RADARSEMARANG.ID - Perampokan tragis yang terjadi di sebuah rumah mewah di Kabupaten Bogor telah menjadi viral di media sosial.
Pasalnya, peristiwa tersebut dikabarkan terjadi setelah sang pemilik rumah membuat konten room tour yang diunggah melalui video TikTok.
Akibatnya, kepala keluarga dilaporkan tewas atas peristiwa perampokan ini dan tiga orang lainnya yang masih serumah mengalami luka-luka.
Ketua RW setempat menjelaskan bahwa kejadian ini sangat mengagetkan warga karena lingkungan tersebut sebelumnya dikenal aman.
“Pelakunya menurut keterangan dari korban itu empat orang. Datangnya sekitar jam 2 malam, sempet ngopi-ngopi”.
“Mungkin orang yang dikenal, mungkin jam 4 kejadiannya,” jelas Ketua RW yang dikutip dari Radar Surabaya JawaPos.com.
Namun akhirnya pihak keolisian berhasil menangkap pelaku yang berjumlah empat orang pada Senin (23/9) malam.
Kasat Reskrim Polres Bogor AKP Teguh Kumara memaparkan “Keempat pelaku kami tangkap di tempat berbeda.

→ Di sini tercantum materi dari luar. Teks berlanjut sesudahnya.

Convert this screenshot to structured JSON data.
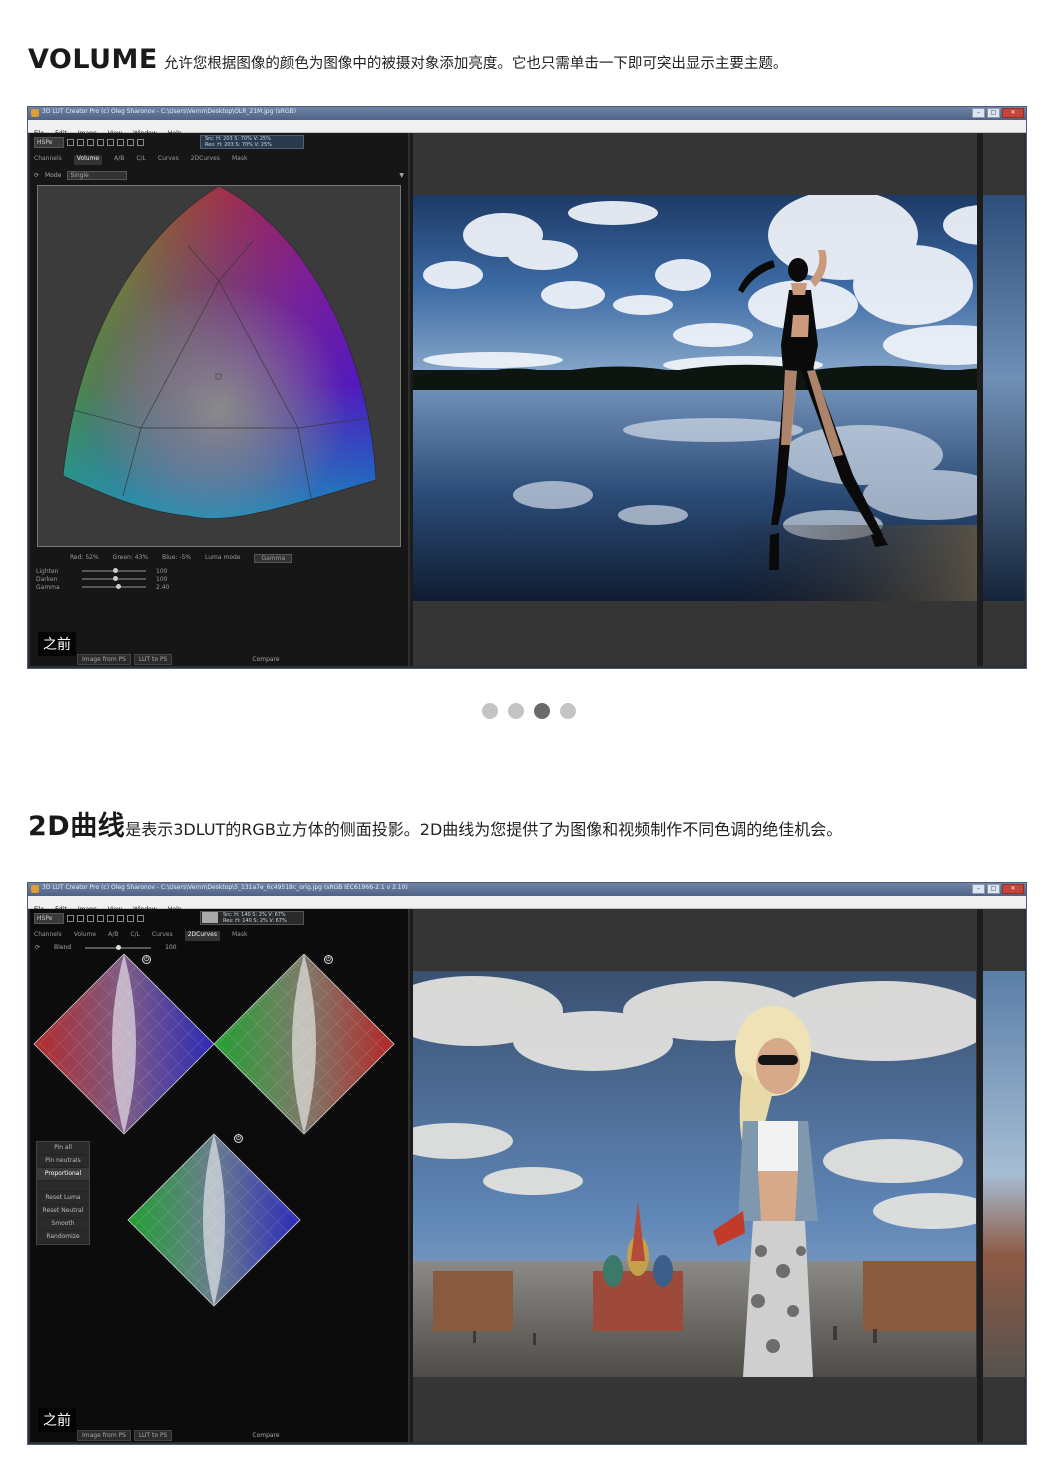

C dan O kami amankan pada 18 September sekira pukul 13.00 WIB dan 18.00 WIB di wilayah Cibungbulang”.
“Sementara pelaku D dan S ini kami tangkap pada Sabtu, 20 September sekira pukul 22.00 WIB di wilayah Pandeglang, Banten,” ungkap Teguh seperti yang diberitakan.
Menurut keterangan polisi, pelaku D (30) dan korban HS (26) dalam kasus perampokan rumah mewah tersebut diketahui sudah saling mengenal.

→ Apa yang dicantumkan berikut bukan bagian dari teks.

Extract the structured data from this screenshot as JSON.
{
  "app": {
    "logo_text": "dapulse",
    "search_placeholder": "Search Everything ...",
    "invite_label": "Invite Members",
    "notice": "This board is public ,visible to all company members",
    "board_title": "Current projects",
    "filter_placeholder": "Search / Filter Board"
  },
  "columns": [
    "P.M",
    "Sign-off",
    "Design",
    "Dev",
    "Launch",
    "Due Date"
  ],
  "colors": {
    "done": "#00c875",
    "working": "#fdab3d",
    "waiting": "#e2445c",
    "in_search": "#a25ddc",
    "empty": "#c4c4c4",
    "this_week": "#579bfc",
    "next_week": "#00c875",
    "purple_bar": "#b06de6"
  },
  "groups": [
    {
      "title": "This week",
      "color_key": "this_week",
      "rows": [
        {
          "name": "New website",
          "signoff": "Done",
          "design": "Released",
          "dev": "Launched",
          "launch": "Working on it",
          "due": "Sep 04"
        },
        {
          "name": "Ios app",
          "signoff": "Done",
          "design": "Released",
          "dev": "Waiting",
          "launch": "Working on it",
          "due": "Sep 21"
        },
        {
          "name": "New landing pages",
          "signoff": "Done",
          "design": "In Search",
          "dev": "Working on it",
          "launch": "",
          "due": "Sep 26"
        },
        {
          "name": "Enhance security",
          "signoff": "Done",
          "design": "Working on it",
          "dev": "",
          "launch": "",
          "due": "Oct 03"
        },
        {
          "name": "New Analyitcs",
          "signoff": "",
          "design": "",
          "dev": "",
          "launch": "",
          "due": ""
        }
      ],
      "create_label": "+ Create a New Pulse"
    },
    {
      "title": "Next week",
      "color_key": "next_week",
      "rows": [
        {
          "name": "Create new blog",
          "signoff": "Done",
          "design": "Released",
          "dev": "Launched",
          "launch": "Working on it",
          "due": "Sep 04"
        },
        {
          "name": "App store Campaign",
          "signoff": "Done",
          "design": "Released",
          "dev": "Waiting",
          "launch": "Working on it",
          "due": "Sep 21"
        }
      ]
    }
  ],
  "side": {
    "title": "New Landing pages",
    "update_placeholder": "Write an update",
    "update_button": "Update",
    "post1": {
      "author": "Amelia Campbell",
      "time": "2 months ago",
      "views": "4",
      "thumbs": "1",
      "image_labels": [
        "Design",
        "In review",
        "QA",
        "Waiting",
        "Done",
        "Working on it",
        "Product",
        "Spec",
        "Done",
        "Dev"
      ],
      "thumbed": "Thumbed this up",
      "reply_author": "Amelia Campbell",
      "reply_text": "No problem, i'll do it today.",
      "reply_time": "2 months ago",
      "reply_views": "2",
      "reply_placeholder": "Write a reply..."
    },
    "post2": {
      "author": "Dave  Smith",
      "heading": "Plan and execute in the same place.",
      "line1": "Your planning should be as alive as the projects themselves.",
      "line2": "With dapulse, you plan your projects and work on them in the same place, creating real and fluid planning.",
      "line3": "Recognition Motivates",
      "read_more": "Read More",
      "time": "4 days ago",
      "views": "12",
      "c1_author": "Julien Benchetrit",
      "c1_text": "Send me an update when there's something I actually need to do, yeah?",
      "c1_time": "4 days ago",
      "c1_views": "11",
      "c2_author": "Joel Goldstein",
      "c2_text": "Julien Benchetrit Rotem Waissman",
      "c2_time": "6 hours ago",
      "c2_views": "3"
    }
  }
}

Pelaku merasa terdesak karena tidak mampu membayar utang gadai kendaraan yang diberikan kepada korban.
Teguh menambahkan, kendaraan mobil Cayla yang dimiliki oleh pelaku telah digadaikan kepada korban dengan nilai sebesar Rp 23 juta.
Polisi mengungkap bahwa pelaku berencana mengambil barang-barang berharga milik korban, termasuk mobil dan perhiasan.

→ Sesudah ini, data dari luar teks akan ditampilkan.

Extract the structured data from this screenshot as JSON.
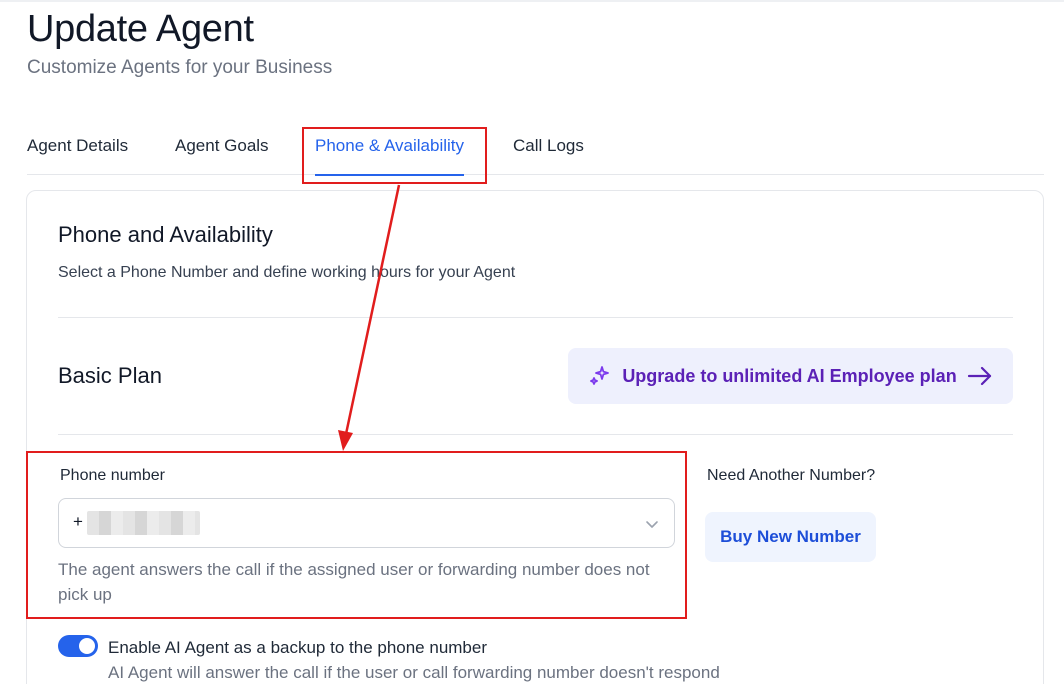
{
  "header": {
    "title": "Update Agent",
    "subtitle": "Customize Agents for your Business"
  },
  "tabs": [
    {
      "label": "Agent Details",
      "active": false
    },
    {
      "label": "Agent Goals",
      "active": false
    },
    {
      "label": "Phone & Availability",
      "active": true
    },
    {
      "label": "Call Logs",
      "active": false
    }
  ],
  "section": {
    "title": "Phone and Availability",
    "description": "Select a Phone Number and define working hours for your Agent"
  },
  "plan": {
    "title": "Basic Plan",
    "upgrade_label": "Upgrade to unlimited AI Employee plan",
    "upgrade_icon": "sparkles-icon"
  },
  "phone": {
    "label": "Phone number",
    "value_prefix": "+",
    "helper": "The agent answers the call if the assigned user or forwarding number does not pick up"
  },
  "another": {
    "label": "Need Another Number?",
    "buy_label": "Buy New Number"
  },
  "backup": {
    "label": "Enable AI Agent as a backup to the phone number",
    "description": "AI Agent will answer the call if the user or call forwarding number doesn't respond",
    "enabled": true
  },
  "colors": {
    "accent": "#2563eb",
    "upgrade_text": "#5b21b6",
    "annotation": "#e11d1d"
  }
}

Hal ini disebutnya menjadi motif pelaku untuk melakukan perampokan sebagai upaya menyelesaikan masalah keuangannya.
"Disitulah timbullah niat untuk melakukan kejahatan itu dengan tujuan utamanya untuk mengambil barang-barang berharga milik korban," kata AKP Teguh Kumara.
Sehingga, kata dia, motif pelaku melakukan perampokan itu karena dilatar belakangi terkait masalah gadaian tersebut.
Sementara itu, barang bukti yang disita polisi antara lain mobil Xpander, mobil Calya, perhiasan emas, dan beberapa unit ponsel.